I know, I know it’s an odd one, but definitely a fun one. I also wear my own Grandmother’s clothes and look fabulous, a Welsh woollen cape from the 1970s, a velvet blazer from a little earlier than that.
But what to do when your Grandmother runs out of vintage clothes to give you? Well, it’s time to jump onto Depop. The app that the charity-store, vintage-loving shoppers cannot get enough of. But the funny thing is we have seen it all before.
An online store for people to sell their second-hand goods, that’s just eBay, right? Remember, circa 2004/5, when, glued to your screen bidding on an item that you felt you desperately needed? Perhaps it was that second-hand Gameboy Advance. Or even bunkbeds for your kids? Some items you could buy outright, other times it was a desperate battle to the very last second. And if one of the other bidders had broadband, well they could snipe you at the very last second. They didn’t have to wait for dial-up to load…
Well no one really talks about eBay anymore, but it’s still there. Etsy has found a solid home in the world on handicraft items, and Carousel with its 10 million plus downloads helps us by locally sourcing clothes and maybe even the odd microwave. Depop meanwhile has taken over the world of vintage fashion.
Or, at least, it has in the UK. Like Carousel, Depop, has over 10 million users, most who are located within the Britain. The users are also, and perhaps unsurprisingly, young, with most falling between the 18-24 age group. Making Depop not a millennial app, but one that belongs in the realm of Gen X.
Something that becomes more obvious as the vast amounts of ‘vintage clothing’ results start to appear. As someone who has already been interested in vintage clothing, following various Instagram pages, and constantly searching for vintage online stores, I am more than used to seeing clothing of the 50s popping up. Sometimes to great frustration, all I want is a pair of 1940s slacks! Soon the 1960s, and then the 1970s joined the fray. Which felt a little premature for a generation only just entering their 40s.
But Depop stretches the term even more. Vintage now applies to the butterfly clips, and halter-neck crops tops the world was sporting back into the early 2000s.

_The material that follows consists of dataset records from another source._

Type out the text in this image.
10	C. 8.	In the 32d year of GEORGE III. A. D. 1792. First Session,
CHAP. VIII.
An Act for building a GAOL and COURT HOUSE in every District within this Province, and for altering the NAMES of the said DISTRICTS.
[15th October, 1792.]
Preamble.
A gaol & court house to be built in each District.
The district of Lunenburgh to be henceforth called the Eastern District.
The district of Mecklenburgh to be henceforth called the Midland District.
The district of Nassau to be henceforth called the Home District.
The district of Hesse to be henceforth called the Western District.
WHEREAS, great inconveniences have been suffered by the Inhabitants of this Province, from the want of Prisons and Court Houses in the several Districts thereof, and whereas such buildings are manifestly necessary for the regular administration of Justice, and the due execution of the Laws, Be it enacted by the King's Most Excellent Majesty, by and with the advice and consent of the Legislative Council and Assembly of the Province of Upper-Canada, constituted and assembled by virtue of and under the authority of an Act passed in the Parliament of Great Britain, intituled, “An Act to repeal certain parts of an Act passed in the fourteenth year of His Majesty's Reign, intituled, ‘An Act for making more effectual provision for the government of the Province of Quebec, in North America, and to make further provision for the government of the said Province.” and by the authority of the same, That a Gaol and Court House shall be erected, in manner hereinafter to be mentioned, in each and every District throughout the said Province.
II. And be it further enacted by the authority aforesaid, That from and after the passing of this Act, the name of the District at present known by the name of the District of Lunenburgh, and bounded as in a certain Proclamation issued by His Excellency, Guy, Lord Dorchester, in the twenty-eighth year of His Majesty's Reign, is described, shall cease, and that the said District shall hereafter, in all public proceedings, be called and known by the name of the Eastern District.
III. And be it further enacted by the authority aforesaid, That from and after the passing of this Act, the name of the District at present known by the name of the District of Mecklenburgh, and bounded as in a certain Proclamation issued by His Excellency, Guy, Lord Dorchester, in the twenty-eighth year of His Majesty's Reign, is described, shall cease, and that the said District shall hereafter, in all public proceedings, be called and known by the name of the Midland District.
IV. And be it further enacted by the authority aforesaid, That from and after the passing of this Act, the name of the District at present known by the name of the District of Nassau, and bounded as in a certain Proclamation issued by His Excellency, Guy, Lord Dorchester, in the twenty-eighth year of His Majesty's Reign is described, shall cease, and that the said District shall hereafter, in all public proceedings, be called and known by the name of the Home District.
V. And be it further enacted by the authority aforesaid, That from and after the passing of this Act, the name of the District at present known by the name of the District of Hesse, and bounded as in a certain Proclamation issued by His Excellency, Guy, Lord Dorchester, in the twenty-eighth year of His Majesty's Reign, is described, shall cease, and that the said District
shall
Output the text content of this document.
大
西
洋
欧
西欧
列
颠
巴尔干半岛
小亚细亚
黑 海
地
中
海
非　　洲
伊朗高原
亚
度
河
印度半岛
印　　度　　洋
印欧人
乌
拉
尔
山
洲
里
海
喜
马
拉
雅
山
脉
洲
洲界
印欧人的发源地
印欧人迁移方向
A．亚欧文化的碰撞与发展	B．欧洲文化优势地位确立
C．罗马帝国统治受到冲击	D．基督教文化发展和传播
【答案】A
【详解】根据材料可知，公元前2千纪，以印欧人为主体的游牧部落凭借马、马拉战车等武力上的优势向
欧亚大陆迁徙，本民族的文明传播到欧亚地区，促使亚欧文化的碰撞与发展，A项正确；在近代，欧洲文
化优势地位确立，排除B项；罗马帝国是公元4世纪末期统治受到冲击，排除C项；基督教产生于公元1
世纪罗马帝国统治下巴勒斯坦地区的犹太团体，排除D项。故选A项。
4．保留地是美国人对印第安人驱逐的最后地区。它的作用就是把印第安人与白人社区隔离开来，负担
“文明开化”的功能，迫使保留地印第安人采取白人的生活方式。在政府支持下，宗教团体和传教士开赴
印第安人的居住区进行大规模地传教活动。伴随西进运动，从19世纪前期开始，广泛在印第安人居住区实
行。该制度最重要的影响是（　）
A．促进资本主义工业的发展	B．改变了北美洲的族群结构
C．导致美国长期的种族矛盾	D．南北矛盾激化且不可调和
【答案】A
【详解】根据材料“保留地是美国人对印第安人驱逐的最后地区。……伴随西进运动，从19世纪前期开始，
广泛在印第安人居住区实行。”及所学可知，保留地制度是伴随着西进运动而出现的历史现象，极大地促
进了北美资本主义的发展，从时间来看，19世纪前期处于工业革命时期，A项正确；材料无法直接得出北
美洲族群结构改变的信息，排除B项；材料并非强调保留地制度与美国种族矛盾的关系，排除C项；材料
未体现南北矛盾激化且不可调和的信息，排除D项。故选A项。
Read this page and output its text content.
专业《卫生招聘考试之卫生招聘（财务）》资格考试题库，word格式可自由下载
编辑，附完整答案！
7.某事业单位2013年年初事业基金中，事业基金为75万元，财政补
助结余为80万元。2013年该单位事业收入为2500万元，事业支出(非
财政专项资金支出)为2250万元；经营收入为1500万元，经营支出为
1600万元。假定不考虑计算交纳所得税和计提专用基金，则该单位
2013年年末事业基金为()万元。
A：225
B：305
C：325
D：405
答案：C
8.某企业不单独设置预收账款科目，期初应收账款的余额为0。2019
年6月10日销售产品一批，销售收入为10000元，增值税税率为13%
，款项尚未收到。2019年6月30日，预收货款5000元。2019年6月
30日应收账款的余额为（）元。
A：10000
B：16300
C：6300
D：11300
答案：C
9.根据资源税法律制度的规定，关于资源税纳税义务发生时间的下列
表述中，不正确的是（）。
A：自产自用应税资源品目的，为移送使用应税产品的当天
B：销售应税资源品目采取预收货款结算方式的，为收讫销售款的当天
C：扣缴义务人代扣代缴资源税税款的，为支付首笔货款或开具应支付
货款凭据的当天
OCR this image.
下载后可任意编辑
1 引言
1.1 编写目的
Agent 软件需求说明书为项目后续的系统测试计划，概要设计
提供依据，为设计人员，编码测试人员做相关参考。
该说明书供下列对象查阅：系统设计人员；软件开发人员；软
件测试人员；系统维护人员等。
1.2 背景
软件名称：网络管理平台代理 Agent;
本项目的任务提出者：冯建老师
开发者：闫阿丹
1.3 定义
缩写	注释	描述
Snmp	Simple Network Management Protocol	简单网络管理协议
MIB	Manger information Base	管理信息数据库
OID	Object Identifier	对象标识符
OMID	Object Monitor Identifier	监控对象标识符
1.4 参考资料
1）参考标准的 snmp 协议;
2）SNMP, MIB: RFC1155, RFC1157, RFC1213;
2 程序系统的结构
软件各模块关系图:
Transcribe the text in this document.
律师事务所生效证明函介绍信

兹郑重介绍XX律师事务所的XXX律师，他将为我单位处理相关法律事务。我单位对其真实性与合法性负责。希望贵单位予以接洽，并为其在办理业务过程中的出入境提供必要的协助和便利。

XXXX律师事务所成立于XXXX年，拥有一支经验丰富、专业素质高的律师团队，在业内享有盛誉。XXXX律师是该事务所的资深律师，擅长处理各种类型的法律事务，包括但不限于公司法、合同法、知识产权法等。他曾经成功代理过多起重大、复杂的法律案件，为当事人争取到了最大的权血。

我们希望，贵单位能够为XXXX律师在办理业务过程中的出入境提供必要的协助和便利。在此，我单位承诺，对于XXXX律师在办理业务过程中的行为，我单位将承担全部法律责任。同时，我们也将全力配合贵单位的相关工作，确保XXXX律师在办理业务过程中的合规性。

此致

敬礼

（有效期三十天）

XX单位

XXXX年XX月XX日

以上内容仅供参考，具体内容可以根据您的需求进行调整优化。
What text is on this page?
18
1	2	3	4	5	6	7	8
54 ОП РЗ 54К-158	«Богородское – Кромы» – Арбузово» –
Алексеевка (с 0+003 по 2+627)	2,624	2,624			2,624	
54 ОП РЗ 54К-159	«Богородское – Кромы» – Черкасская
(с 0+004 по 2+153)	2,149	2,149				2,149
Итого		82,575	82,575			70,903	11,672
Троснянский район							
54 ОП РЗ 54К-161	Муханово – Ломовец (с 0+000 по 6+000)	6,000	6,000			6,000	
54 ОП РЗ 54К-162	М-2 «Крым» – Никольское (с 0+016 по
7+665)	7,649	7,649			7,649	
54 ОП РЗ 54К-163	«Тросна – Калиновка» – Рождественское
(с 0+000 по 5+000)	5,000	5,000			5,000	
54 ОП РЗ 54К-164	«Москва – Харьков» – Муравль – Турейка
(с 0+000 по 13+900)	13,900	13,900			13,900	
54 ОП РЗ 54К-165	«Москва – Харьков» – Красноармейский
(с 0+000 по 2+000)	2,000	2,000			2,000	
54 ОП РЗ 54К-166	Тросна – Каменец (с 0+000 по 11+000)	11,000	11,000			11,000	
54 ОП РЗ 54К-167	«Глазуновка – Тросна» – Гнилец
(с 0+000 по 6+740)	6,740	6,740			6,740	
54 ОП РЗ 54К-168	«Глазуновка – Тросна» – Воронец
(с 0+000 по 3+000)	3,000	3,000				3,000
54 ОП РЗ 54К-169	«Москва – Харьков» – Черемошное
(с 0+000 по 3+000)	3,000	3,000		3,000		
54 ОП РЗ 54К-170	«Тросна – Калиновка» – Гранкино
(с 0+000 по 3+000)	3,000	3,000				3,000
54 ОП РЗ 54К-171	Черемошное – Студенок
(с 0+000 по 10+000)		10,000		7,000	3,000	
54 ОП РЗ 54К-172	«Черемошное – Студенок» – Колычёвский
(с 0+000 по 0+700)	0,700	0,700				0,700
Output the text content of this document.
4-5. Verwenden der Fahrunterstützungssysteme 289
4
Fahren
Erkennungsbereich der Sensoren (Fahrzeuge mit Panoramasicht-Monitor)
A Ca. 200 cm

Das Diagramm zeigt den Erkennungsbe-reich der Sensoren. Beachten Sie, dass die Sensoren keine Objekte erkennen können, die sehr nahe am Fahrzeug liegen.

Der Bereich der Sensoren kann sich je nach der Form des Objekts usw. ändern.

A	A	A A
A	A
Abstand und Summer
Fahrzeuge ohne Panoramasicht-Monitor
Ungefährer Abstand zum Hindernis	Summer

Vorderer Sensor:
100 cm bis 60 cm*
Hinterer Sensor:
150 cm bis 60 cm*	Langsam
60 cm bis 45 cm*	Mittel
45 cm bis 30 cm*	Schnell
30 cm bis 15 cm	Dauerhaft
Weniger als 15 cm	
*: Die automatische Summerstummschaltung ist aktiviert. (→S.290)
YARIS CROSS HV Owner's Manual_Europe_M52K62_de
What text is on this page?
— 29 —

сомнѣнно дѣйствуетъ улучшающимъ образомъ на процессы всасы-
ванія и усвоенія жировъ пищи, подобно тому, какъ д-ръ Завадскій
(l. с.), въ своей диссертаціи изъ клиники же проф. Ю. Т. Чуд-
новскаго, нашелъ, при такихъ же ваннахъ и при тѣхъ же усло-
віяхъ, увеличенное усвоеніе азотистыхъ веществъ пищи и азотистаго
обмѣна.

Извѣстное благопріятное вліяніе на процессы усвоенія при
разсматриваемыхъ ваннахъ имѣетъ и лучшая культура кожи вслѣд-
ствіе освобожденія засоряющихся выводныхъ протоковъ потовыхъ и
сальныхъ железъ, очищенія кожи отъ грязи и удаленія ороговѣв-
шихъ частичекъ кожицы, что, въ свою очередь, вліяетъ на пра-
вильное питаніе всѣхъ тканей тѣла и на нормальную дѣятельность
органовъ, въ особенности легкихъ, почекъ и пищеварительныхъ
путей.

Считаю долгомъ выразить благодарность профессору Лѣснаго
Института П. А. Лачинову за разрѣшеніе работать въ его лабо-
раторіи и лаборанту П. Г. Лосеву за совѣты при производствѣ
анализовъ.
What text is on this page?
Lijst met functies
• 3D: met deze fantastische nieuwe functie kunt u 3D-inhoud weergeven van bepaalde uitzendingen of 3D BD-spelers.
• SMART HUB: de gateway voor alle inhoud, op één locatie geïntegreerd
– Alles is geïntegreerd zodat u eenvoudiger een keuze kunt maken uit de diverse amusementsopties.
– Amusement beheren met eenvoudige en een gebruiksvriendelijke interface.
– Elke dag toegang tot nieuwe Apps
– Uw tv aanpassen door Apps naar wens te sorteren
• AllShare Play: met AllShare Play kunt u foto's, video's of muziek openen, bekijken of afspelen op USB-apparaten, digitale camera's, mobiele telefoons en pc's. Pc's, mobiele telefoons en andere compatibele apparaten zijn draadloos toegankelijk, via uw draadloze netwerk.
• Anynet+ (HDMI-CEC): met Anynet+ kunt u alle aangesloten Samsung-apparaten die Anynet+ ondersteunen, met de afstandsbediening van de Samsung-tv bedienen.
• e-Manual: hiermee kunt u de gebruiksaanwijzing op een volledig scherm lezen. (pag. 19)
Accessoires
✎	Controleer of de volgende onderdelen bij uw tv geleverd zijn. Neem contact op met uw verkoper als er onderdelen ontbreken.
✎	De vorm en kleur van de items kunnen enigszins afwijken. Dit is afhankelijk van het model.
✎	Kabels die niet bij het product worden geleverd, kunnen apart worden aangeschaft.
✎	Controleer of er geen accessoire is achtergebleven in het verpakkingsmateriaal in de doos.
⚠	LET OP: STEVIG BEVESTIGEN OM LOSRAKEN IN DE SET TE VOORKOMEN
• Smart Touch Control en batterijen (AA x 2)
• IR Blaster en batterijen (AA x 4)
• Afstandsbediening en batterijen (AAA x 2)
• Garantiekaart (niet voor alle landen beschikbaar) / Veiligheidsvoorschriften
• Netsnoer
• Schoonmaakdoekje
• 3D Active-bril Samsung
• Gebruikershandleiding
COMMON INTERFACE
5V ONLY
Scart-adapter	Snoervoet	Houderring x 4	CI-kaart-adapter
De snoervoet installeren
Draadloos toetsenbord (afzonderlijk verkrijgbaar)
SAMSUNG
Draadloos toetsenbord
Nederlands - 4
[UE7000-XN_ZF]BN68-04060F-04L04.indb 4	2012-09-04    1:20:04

Believe me when I say it is only a matter of time until the tunics over leggings look of 2009 makes its way onto the app.
The app is exclusively fashion and clothing. There is currently no home wear section, no beauty products being sold on the side. Business also cannot create profiles instead it is entirely personal selling and buying accounts.
What does Depop get out of it? They make 10% on every sale, something easily sorted through their blanket use of PayPal as the money middleman.
Currently the app is at the centre of online fashion selling. And with the world pushing more and more away from fast fashioning, embracing slow fashion (second hand), it has certainly hit the market at the right time.